Optimal Cost Design for Model Predictive Control

Many robotics domains use some form of nonconvex model predictive control (MPC) for planning, which sets a reduced time horizon, performs trajectory optimization, and replans at every step. The actual task typically requires a much longer horizon than is computationally tractable, and is specified via a cost function that cumulates over that full horizon. For instance, an autonomous car may have a cost function that makes a desired trade-off between efficiency, safety risk, and obeying traffic laws. In this work, we challenge the common assumption that the cost we should specify for MPC should be the same as the ground truth cost for the task. We propose that, because MPC solvers have short horizons, suffer from local optima, and, importantly, fail to account for future replanning ability, in many tasks it could be beneficial to purposefully choose a different cost function for MPC to optimize: one that results in the MPC rollout to have low ground truth cost, rather than the MPC planned trajectory.
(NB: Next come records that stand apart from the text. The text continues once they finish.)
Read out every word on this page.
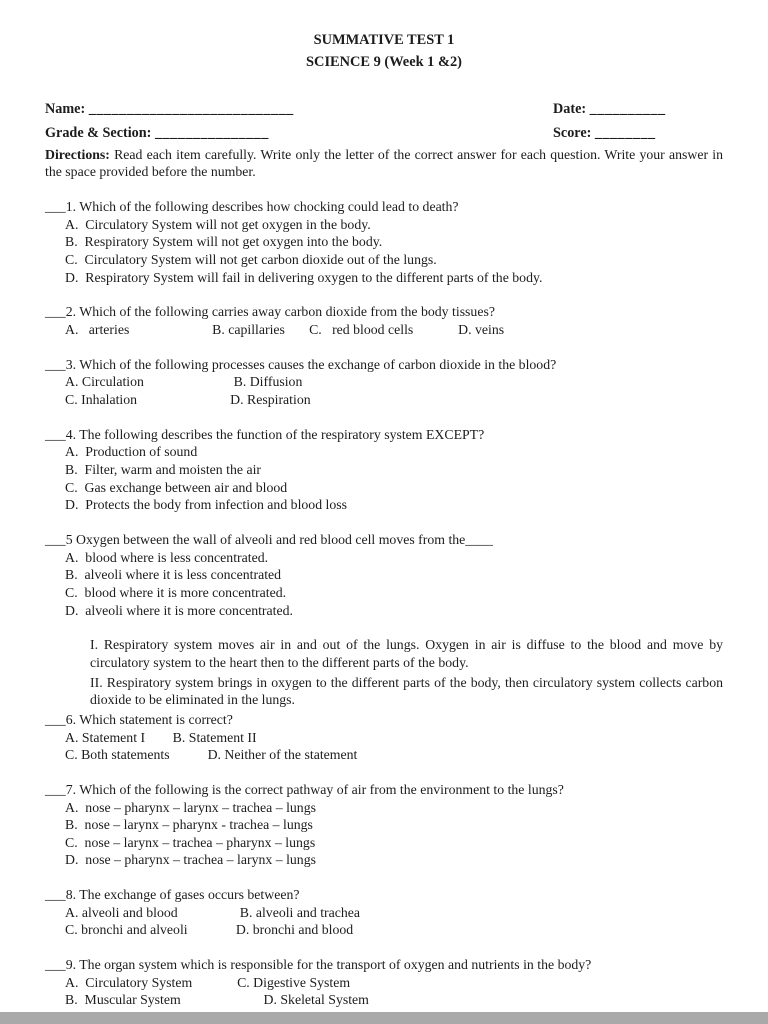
SUMMATIVE TEST 1
SCIENCE 9 (Week 1 &2)
Name: ___________________________	Date: __________
Grade & Section: _______________	Score: ________

Directions: Read each item carefully. Write only the letter of the correct answer for each question. Write your answer in the space provided before the number.

___1. Which of the following describes how chocking could lead to death?

A.  Circulatory System will not get oxygen in the body.

B.  Respiratory System will not get oxygen into the body.

C.  Circulatory System will not get carbon dioxide out of the lungs.

D.  Respiratory System will fail in delivering oxygen to the different parts of the body.

___2. Which of the following carries away carbon dioxide from the body tissues?

A.   arteries                        B. capillaries       C.   red blood cells             D. veins

___3. Which of the following processes causes the exchange of carbon dioxide in the blood?

A. Circulation                          B. Diffusion

C. Inhalation                           D. Respiration

___4. The following describes the function of the respiratory system EXCEPT?

A.  Production of sound

B.  Filter, warm and moisten the air

C.  Gas exchange between air and blood

D.  Protects the body from infection and blood loss

___5 Oxygen between the wall of alveoli and red blood cell moves from the____

A.  blood where is less concentrated.

B.  alveoli where it is less concentrated

C.  blood where it is more concentrated.

D.  alveoli where it is more concentrated.

I. Respiratory system moves air in and out of the lungs. Oxygen in air is diffuse to the blood and move by circulatory system to the heart then to the different parts of the body.

II. Respiratory system brings in oxygen to the different parts of the body, then circulatory system collects carbon dioxide to be eliminated in the lungs.

___6. Which statement is correct?

A. Statement I        B. Statement II

C. Both statements           D. Neither of the statement

___7. Which of the following is the correct pathway of air from the environment to the lungs?

A.  nose – pharynx – larynx – trachea – lungs

B.  nose – larynx – pharynx - trachea – lungs

C.  nose – larynx – trachea – pharynx – lungs

D.  nose – pharynx – trachea – larynx – lungs

___8. The exchange of gases occurs between?

A. alveoli and blood                  B. alveoli and trachea

C. bronchi and alveoli              D. bronchi and blood

___9. The organ system which is responsible for the transport of oxygen and nutrients in the body?

A.  Circulatory System             C. Digestive System

B.  Muscular System                        D. Skeletal System
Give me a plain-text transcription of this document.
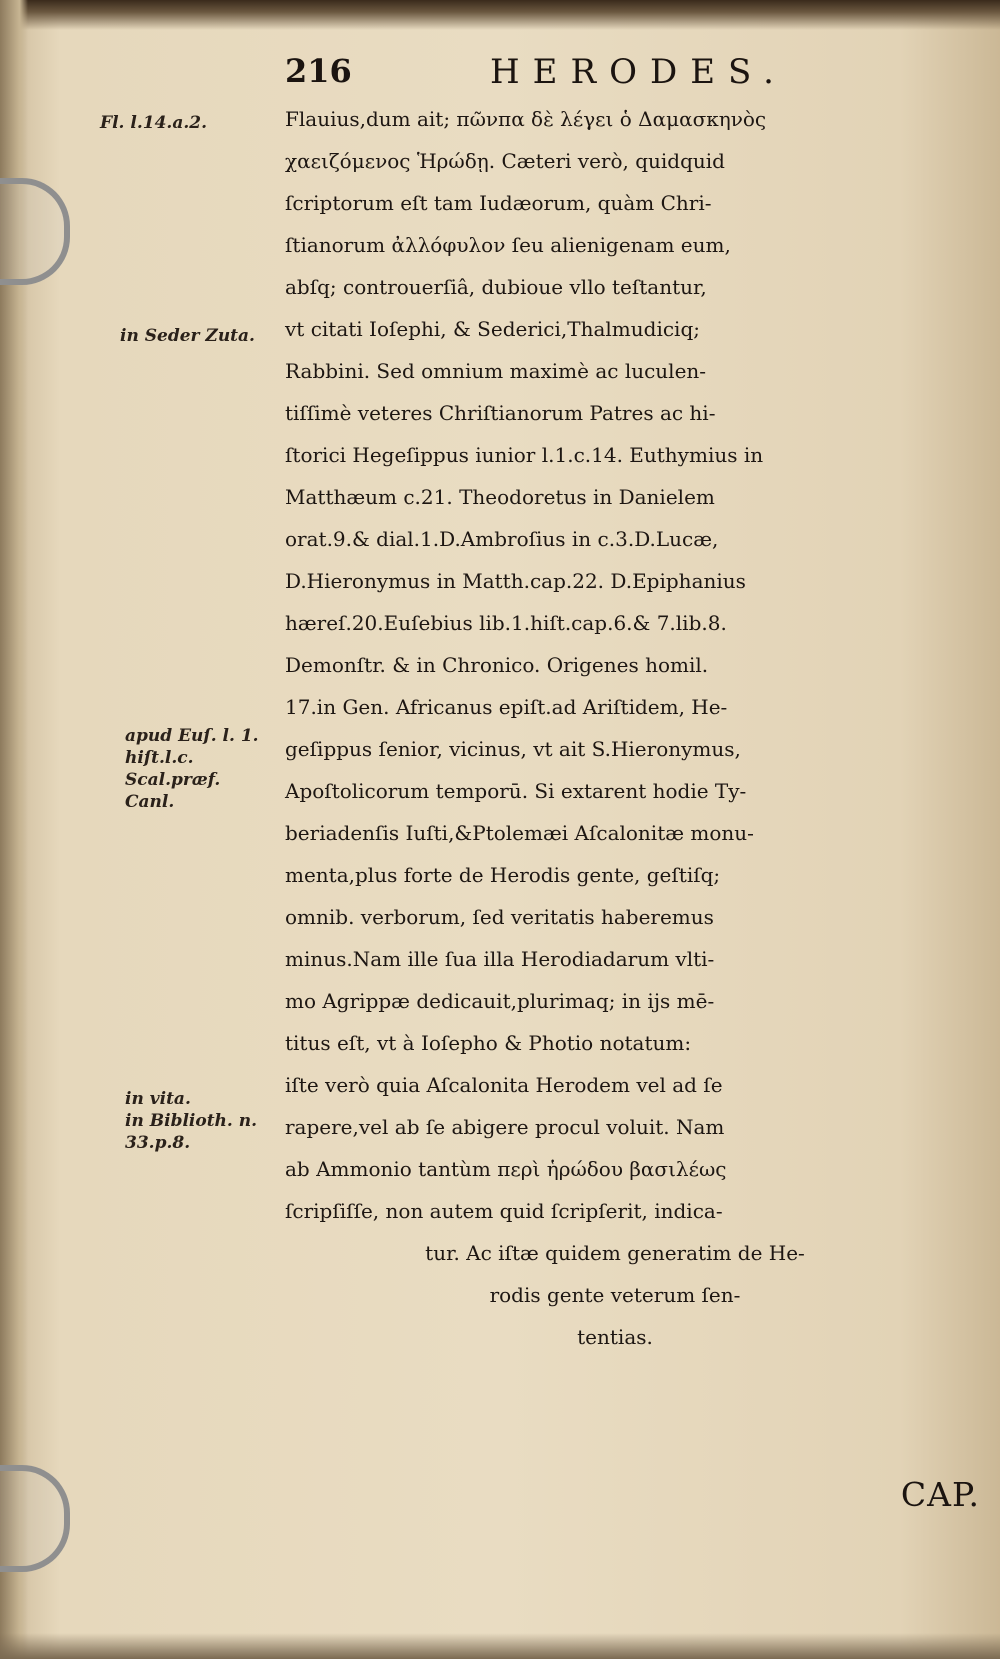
216	HERODES.
Fl. l.14.a.2.
in Seder Zuta.
apud Euſ. l. 1.
hiſt.l.c.
Scal.præf.
Canl.
in vita.
in Biblioth. n.
33.p.8.
Flauius,dum ait; πῶνπα δὲ λέγει ὁ Δαμασκηνὸς
χαειζόμενος Ἡρώδῃ. Cæteri verò, quidquid
ſcriptorum eſt tam Iudæorum, quàm Chri-
ſtianorum ἀλλόφυλον ſeu alienigenam eum,
abſq; controuerſiâ, dubioue vllo teſtantur,
vt citati Ioſephi, & Sederici,Thalmudiciq;
Rabbini. Sed omnium maximè ac luculen-
tiſſimè veteres Chriſtianorum Patres ac hi-
ſtorici Hegeſippus iunior l.1.c.14. Euthymius in
Matthæum c.21. Theodoretus in Danielem
orat.9.& dial.1.D.Ambroſius in c.3.D.Lucæ,
D.Hieronymus in Matth.cap.22. D.Epiphanius
hæreſ.20.Euſebius lib.1.hiſt.cap.6.& 7.lib.8.
Demonſtr. & in Chronico. Origenes homil.
17.in Gen. Africanus epiſt.ad Ariſtidem, He-
geſippus ſenior, vicinus, vt ait S.Hieronymus,
Apoſtolicorum temporū. Si extarent hodie Ty-
beriadenſis Iuſti,&Ptolemæi Aſcalonitæ monu-
menta,plus forte de Herodis gente, geſtiſq;
omnib. verborum, ſed veritatis haberemus
minus.Nam ille ſua illa Herodiadarum vlti-
mo Agrippæ dedicauit,plurimaq; in ijs mē-
titus eſt, vt à Ioſepho & Photio notatum:
iſte verò quia Aſcalonita Herodem vel ad ſe
rapere,vel ab ſe abigere procul voluit. Nam
ab Ammonio tantùm περὶ ἡρώδου βασιλέως
ſcripſiſſe, non autem quid ſcripſerit, indica-
tur. Ac iſtæ quidem generatim de He-
rodis gente veterum ſen-
tentias.
CAP.
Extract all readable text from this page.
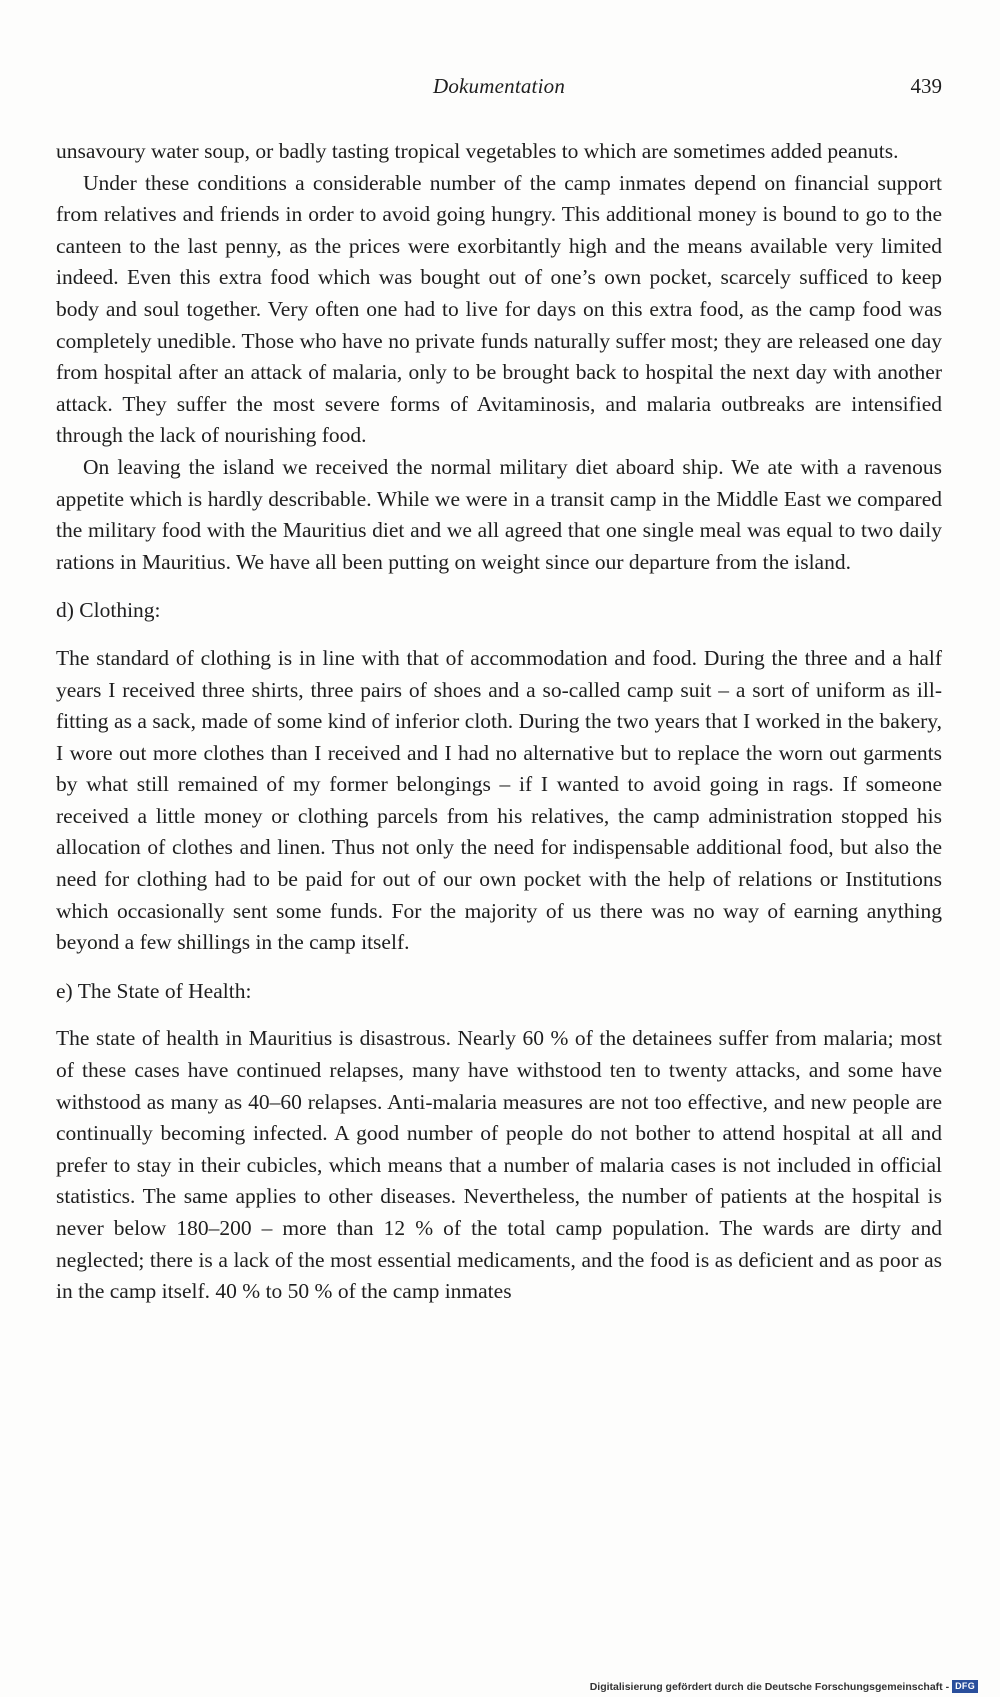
Dokumentation	439

unsavoury water soup, or badly tasting tropical vegetables to which are sometimes added peanuts.

Under these conditions a considerable number of the camp inmates depend on financial support from relatives and friends in order to avoid going hungry. This additional money is bound to go to the canteen to the last penny, as the prices were exorbitantly high and the means available very limited indeed. Even this extra food which was bought out of one’s own pocket, scarcely sufficed to keep body and soul together. Very often one had to live for days on this extra food, as the camp food was completely unedible. Those who have no private funds naturally suffer most; they are released one day from hospital after an attack of malaria, only to be brought back to hospital the next day with another attack. They suffer the most severe forms of Avitaminosis, and malaria outbreaks are intensified through the lack of nourishing food.

On leaving the island we received the normal military diet aboard ship. We ate with a ravenous appetite which is hardly describable. While we were in a transit camp in the Middle East we compared the military food with the Mauritius diet and we all agreed that one single meal was equal to two daily rations in Mauritius. We have all been putting on weight since our departure from the island.

d) Clothing:

The standard of clothing is in line with that of accommodation and food. During the three and a half years I received three shirts, three pairs of shoes and a so-called camp suit – a sort of uniform as ill-fitting as a sack, made of some kind of inferior cloth. During the two years that I worked in the bakery, I wore out more clothes than I received and I had no alternative but to replace the worn out garments by what still remained of my former belongings – if I wanted to avoid going in rags. If someone received a little money or clothing parcels from his relatives, the camp administration stopped his allocation of clothes and linen. Thus not only the need for indispensable additional food, but also the need for clothing had to be paid for out of our own pocket with the help of relations or Institutions which occasionally sent some funds. For the majority of us there was no way of earning anything beyond a few shillings in the camp itself.

e) The State of Health:

The state of health in Mauritius is disastrous. Nearly 60 % of the detainees suffer from malaria; most of these cases have continued relapses, many have withstood ten to twenty attacks, and some have withstood as many as 40–60 relapses. Anti-malaria measures are not too effective, and new people are continually becoming infected. A good number of people do not bother to attend hospital at all and prefer to stay in their cubicles, which means that a number of malaria cases is not included in official statistics. The same applies to other diseases. Nevertheless, the number of patients at the hospital is never below 180–200 – more than 12 % of the total camp population. The wards are dirty and neglected; there is a lack of the most essential medicaments, and the food is as deficient and as poor as in the camp itself. 40 % to 50 % of the camp inmates

Digitalisierung gefördert durch die Deutsche Forschungsgemeinschaft - DFG
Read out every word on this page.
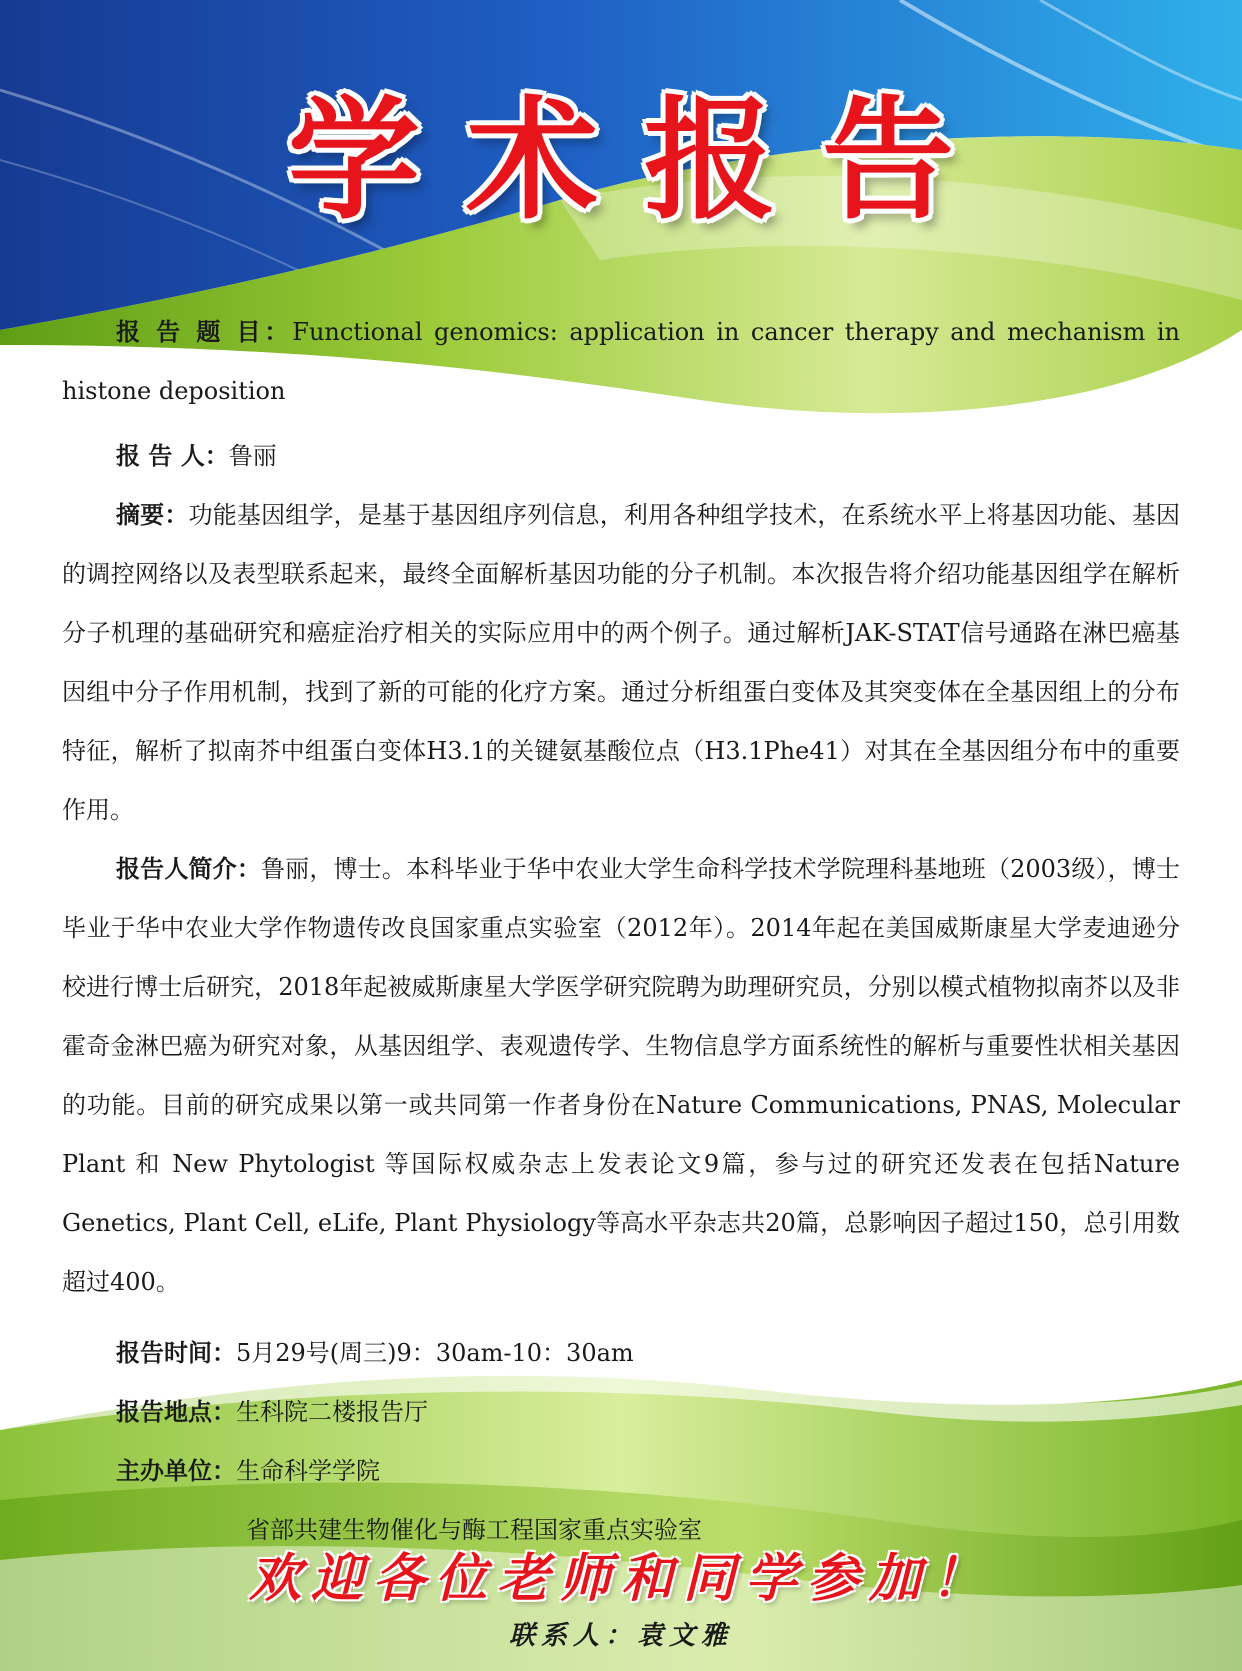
学术报告

报 告 题 目：Functional genomics: application in cancer therapy and mechanism in histone deposition

报 告 人：鲁丽

摘要：功能基因组学，是基于基因组序列信息，利用各种组学技术，在系统水平上将基因功能、基因的调控网络以及表型联系起来，最终全面解析基因功能的分子机制。本次报告将介绍功能基因组学在解析分子机理的基础研究和癌症治疗相关的实际应用中的两个例子。通过解析JAK-STAT信号通路在淋巴癌基因组中分子作用机制，找到了新的可能的化疗方案。通过分析组蛋白变体及其突变体在全基因组上的分布特征，解析了拟南芥中组蛋白变体H3.1的关键氨基酸位点（H3.1Phe41）对其在全基因组分布中的重要作用。

报告人简介：鲁丽，博士。本科毕业于华中农业大学生命科学技术学院理科基地班（2003级），博士毕业于华中农业大学作物遗传改良国家重点实验室（2012年）。2014年起在美国威斯康星大学麦迪逊分校进行博士后研究，2018年起被威斯康星大学医学研究院聘为助理研究员，分别以模式植物拟南芥以及非霍奇金淋巴癌为研究对象，从基因组学、表观遗传学、生物信息学方面系统性的解析与重要性状相关基因的功能。目前的研究成果以第一或共同第一作者身份在Nature Communications, PNAS, Molecular Plant 和 New Phytologist 等国际权威杂志上发表论文9篇，参与过的研究还发表在包括Nature Genetics, Plant Cell, eLife, Plant Physiology等高水平杂志共20篇，总影响因子超过150，总引用数超过400。

报告时间：5月29号(周三)9：30am-10：30am

报告地点：生科院二楼报告厅

主办单位：生命科学学院

省部共建生物催化与酶工程国家重点实验室

欢迎各位老师和同学参加！
联系人：袁文雅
We formalize this as an optimal cost design problem, and propose a zeroth-order optimization-based approach that enables us to design optimal costs for an MPC planning robot in continuous state and action MDPs. We test our approach in an autonomous driving domain where we find costs different from the ground truth that implicitly compensate for replanning, short horizon, and local minima issues. As an example, planning with vanilla MPC under the learned cost incentivizes the car to delay its decision until later, implicitly accounting for the fact that it will get more information in the future and be able to make a better decision.